Not to mention the majority of restaurants weren’t designed to accommodate high volumes of order-ahead meals, with limited counter space for completed orders and a structure that often forces couriers to cut through lines to reach the order-pickup area.
There’s no doubt delivery is a convenience that resonates with customers. According to Ipsos Foodservice Monitor, Canadians spent $1 billion on meal-delivery apps in 2018, and Charlebois says this number is now near $2 billion.
Restaurants Canada’s Foodservice Industry Forecast 2018-2022 also indicated off-premise sales increased at both quick-service and full-service restaurants in the first half of 2018, driven by demand for delivery. During the same period, on-premise visits declined at QSRs, with off-premise orders accounting for 71 per cent of this segment’s traffic.
Having a presence on third-party platforms can expand a restaurant’s visibility and customer base. And, as Charlebois points out, can even help mitigate the industry’s sensitivity to weather conditions.
“You have the potential to connect with somebody who otherwise would never have entered your restaurant,” says Bekerman, noting this requires a bit of a balancing act. “[It requires] figuring out how to connect with people who otherwise wouldn’t come to your restaurants [without] cannibalizing yourself by turning your loyal walk-in customers into delivery-only customers.”
He points to in-restaurant incentives and limiting the modifications available on delivery orders as strategies put in place at iQ to help ensure such a balance. “Limiting modifications for delivery helps simplify order preparation and reduces the potential for errors, which are a lot easier to solve in restaurant, versus somebody who’s waited 45 minutes for their food to come to their doorstep.”
The nimble nature of digital platforms also makes them an ideal avenue for menu testing. “It’s a soft way to experiment,” says Charlebois. “You can do promotions, for example, much more [easily] with digital.”
Virtual- or “ghost-restaurant” concepts are also being examined as a way to make the most of the delivery boom. This delivery-only operating model allows restaurants to maximize existing real-estate and labour costs by delivering a secondary concept/menu on delivery platforms. This also provides an opportunity for low-risk experimentation and a chance to capitalize on diverse segments.
Toronto-based Hero Certified Burgers offers Hero Certified Seafood and Hero Certified Chicken menus exclusively on third-party platforms. And, while these brands were originally run out of Hero Burger locations, they’re now being made available to outside operators across the country to operate as virtual delivery-only concepts.
Some companies — such as U.S.-based Cloud Kitchens and Toronto-based Ghost Kitchens Canada — have even chosen to go fully virtual, taking advantage of less-expensive real estate and operating multiple concepts out of a single kitchen.
“Ghost kitchens are a very interesting phenomena,” says Charlebois. “We have 50 or 60 now in Canada and it’s growing.”

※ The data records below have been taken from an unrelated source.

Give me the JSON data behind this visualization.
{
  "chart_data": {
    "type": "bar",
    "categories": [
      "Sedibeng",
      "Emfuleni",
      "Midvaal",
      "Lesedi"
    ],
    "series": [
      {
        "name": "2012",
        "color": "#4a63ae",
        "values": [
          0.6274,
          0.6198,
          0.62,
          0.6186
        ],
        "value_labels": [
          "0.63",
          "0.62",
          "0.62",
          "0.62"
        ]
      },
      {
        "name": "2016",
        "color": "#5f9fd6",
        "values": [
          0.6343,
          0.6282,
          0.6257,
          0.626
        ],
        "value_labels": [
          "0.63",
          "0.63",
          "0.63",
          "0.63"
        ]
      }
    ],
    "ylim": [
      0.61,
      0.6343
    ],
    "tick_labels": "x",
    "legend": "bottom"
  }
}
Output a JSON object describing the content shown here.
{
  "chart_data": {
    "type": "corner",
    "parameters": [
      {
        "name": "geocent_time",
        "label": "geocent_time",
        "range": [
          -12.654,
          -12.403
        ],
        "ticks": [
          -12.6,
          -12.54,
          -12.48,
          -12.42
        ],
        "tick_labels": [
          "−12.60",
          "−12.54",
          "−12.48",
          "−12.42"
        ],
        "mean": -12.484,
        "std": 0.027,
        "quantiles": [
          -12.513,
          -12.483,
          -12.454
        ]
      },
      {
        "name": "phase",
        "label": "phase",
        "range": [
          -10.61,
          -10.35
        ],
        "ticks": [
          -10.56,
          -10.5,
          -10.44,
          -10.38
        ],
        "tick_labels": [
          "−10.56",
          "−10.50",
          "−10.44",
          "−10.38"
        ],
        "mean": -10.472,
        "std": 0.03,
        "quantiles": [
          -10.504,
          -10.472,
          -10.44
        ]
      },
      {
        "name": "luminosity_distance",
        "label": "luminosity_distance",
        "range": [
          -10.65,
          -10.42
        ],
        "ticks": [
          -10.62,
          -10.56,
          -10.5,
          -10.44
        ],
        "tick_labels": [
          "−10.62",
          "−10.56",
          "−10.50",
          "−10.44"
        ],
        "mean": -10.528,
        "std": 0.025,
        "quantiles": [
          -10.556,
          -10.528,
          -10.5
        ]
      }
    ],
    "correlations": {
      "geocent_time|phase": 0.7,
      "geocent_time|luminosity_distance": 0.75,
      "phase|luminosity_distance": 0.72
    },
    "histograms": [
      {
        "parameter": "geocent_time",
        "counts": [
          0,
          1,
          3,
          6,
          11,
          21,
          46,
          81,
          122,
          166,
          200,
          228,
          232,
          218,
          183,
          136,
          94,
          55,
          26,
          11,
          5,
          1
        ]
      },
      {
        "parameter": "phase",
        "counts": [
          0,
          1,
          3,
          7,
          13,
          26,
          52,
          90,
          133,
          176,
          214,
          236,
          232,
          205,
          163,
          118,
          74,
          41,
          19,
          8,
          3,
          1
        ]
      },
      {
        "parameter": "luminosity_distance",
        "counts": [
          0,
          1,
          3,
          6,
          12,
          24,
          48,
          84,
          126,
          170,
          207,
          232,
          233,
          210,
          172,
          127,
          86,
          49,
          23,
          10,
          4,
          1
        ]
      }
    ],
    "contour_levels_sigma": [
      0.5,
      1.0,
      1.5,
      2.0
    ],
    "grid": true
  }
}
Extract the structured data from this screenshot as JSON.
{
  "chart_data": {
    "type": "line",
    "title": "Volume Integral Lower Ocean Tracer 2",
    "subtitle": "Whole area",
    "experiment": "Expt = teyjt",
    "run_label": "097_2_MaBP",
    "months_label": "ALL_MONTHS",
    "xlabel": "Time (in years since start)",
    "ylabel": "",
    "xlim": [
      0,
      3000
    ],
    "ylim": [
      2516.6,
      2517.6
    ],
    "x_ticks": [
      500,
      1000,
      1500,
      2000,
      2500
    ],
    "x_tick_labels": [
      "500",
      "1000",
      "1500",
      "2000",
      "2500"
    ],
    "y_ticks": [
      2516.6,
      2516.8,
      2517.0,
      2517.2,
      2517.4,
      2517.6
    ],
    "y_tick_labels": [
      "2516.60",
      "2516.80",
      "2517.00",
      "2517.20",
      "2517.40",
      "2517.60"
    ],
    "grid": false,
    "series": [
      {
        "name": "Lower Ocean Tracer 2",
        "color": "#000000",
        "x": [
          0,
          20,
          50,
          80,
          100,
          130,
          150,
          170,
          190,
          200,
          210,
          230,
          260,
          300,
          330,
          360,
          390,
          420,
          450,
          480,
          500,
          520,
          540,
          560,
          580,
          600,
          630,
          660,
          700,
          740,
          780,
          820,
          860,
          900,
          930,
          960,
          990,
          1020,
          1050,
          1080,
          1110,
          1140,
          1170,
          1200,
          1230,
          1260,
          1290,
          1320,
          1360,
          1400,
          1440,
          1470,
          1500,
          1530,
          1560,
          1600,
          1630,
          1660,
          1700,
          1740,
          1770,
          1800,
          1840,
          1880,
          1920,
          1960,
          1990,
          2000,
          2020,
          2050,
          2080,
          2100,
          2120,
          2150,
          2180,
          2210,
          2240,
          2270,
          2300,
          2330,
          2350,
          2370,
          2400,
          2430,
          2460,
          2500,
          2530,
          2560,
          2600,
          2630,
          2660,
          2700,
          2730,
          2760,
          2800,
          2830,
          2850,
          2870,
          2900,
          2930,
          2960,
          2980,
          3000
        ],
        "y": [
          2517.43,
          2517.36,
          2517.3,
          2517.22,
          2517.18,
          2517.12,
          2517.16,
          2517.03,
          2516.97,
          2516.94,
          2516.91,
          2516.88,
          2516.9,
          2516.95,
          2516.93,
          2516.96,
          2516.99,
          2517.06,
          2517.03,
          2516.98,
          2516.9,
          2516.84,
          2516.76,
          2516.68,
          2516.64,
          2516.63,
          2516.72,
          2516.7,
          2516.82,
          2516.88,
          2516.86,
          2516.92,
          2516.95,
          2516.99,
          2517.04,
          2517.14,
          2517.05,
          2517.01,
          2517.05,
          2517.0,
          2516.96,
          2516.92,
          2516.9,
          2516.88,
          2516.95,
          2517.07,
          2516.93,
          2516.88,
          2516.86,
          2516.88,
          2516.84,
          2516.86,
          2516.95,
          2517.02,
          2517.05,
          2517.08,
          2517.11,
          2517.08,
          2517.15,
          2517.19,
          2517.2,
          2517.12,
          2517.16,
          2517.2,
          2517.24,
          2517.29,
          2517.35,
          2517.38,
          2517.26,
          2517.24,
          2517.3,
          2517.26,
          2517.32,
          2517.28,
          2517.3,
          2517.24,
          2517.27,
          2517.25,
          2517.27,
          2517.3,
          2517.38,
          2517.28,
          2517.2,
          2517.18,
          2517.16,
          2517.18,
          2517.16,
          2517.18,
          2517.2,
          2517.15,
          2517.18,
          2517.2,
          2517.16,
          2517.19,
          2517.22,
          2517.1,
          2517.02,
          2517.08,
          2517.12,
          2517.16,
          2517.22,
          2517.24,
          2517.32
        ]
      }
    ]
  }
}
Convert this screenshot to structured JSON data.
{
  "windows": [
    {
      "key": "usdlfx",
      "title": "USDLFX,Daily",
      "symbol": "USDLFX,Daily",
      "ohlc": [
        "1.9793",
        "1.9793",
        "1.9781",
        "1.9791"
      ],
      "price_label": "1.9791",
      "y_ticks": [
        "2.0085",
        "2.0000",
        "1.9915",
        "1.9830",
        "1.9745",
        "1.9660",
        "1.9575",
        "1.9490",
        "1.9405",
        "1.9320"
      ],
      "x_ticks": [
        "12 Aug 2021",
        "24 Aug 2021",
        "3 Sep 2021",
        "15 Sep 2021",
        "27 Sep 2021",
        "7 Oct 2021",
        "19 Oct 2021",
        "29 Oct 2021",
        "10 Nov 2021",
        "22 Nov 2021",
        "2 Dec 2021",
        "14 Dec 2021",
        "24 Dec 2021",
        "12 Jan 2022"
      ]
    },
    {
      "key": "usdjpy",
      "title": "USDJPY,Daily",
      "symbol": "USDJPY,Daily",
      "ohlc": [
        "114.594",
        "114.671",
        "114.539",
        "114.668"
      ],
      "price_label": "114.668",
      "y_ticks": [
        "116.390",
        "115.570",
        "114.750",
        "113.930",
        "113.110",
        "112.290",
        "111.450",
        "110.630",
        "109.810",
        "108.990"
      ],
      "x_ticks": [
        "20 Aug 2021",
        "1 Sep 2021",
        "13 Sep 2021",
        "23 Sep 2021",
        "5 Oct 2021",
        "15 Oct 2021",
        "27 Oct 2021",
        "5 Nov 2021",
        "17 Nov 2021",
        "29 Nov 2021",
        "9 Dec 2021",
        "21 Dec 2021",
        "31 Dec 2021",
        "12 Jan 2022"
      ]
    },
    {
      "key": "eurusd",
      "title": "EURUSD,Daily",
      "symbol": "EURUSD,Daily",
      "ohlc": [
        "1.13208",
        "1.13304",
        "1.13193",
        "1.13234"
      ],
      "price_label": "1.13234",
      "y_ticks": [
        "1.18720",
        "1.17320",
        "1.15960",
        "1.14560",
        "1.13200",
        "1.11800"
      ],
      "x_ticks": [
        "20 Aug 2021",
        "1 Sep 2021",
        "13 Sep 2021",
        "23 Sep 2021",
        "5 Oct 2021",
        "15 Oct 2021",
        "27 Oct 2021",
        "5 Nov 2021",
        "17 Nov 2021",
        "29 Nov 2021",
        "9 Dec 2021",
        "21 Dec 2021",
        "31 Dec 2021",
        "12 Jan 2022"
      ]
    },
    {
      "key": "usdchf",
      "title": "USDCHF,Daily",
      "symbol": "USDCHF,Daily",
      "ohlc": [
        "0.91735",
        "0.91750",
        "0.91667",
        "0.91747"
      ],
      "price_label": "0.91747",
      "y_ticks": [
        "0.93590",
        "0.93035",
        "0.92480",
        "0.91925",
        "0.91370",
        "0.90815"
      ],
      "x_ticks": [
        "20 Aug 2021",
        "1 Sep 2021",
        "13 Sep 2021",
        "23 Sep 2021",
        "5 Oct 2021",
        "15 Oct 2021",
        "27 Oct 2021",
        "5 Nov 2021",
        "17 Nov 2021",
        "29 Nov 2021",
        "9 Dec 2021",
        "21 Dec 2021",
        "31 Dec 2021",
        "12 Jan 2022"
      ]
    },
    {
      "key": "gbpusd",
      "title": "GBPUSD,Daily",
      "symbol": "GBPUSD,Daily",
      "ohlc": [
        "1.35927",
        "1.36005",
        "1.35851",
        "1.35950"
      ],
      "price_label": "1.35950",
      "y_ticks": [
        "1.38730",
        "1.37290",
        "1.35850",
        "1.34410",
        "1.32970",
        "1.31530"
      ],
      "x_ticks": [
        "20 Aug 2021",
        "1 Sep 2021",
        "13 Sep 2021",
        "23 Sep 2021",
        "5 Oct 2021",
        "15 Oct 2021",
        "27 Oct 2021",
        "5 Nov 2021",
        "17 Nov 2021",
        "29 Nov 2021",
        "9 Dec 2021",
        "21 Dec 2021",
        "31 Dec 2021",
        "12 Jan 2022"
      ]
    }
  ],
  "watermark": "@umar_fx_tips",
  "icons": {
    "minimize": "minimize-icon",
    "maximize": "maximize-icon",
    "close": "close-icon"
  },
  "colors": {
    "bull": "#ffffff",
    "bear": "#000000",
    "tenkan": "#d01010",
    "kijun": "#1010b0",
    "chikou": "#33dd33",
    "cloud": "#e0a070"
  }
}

And, Bekerman adds, “[these concepts] have an opportunity to solve a part of the problem.”
iQ and others have gone yet another route, building small-footprint take-out focused concepts with very limited or no seating. There are also brands that have placed their focus on removing pain points associated with third-party delivery through in-restaurant features such as pickup portals.
All the opportunities and solutions related to third-party delivery are not yet clear — and that in itself is a source of opportunity. Those nimble businesses that can discover and successfully implement optimal operating models stand to reap the greatest rewards.
“We’re at an assessment stage,” Bekerman says. “The dynamic and the relationship has to change, but we’re [not] going to know what that really looks like for another 12 or 18 months.”